In January, the music streaming service provider said that it was cutting nearly 6% of its workforce, while in June the company announced that it was laying off about 200 employees (nearly 2% of its headcount) in its global podcast division.
The latest round of cuts will affect about 1,500 people, according to media reports.
In a letter to employees, Spotify CEO Daniel Ek said that in 2020 and 2021 the company invested significantly in team expansion, content enhancement, marketing, and new verticals. These investments generally worked, contributing to Spotify’s increased output and the platform’s robust growth this past year.
“However, we now find ourselves in a very different environment. And despite our efforts to reduce costs this past year, our cost structure for where we need to be is still too big,” added Ek.
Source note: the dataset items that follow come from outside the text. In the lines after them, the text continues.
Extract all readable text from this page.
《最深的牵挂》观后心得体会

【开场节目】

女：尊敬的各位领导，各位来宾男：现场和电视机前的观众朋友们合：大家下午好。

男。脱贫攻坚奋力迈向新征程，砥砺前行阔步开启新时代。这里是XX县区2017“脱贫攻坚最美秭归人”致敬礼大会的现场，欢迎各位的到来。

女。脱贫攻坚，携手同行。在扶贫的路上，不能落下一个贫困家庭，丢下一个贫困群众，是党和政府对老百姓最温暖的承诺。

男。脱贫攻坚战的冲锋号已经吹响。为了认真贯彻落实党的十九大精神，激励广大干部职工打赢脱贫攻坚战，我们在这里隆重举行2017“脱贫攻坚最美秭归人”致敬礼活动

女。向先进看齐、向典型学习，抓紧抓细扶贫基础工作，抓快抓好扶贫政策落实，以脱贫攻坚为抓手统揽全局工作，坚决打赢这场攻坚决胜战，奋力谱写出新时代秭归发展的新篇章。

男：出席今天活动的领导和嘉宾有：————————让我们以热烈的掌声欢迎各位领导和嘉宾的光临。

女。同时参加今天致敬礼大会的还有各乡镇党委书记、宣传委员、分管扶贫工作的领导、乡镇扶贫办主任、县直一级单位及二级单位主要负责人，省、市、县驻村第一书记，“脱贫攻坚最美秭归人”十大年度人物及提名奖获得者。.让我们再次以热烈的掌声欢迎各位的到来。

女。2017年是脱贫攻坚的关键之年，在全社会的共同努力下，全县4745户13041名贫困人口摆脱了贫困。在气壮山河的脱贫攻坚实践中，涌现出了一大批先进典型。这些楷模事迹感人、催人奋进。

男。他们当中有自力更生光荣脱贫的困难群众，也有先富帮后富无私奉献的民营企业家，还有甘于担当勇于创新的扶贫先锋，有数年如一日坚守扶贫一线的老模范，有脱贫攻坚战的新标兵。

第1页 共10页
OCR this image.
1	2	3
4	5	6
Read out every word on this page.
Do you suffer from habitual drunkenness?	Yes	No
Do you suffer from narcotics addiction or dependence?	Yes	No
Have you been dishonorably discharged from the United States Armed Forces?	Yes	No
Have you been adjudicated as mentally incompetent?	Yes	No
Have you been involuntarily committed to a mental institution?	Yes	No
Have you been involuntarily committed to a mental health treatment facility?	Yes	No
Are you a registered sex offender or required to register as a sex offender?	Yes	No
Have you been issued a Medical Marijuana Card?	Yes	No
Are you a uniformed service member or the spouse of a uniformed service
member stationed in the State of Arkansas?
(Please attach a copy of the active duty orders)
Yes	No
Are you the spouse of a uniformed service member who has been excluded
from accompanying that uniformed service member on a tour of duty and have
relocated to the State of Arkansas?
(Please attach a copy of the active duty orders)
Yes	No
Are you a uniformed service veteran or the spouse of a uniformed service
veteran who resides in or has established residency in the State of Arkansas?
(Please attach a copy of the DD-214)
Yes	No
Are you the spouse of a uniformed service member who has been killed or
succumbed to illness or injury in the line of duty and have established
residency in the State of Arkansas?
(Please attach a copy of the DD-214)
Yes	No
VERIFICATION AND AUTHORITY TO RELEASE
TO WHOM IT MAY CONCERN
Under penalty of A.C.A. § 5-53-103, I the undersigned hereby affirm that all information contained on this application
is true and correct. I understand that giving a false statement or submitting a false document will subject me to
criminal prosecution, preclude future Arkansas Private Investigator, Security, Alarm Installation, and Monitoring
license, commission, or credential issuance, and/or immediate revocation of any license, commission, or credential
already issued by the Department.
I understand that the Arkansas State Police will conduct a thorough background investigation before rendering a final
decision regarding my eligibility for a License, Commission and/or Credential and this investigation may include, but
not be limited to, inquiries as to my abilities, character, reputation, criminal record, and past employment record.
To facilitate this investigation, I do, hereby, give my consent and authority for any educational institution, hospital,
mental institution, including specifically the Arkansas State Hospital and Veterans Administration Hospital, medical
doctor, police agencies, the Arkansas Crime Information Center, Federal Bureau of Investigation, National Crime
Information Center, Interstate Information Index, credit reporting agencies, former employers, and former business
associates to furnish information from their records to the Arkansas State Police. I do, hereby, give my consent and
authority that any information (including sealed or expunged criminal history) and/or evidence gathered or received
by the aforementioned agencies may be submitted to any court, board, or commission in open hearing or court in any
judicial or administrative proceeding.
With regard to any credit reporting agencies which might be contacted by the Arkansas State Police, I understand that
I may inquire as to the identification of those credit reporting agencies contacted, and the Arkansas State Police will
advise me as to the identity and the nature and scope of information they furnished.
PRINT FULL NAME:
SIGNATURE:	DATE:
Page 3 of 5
Ek noted that a reduction of this size would feel surprisingly large seeing the recent positive earnings report and the company’s performance.
“We debated making smaller reductions throughout 2024 and 2025. Yet, considering the gap between our financial goal state and our current operational costs, I decided that a substantial action to rightsize our costs was the best option to accomplish our objectives,” Ek commented.
In October, Spotify reported its third quarter results wherein revenue and numbers for monthly active users beat estimates.
Ek added that the company still have too many people dedicated to supporting work and even doing work around the work rather than contributing to opportunities with real impact.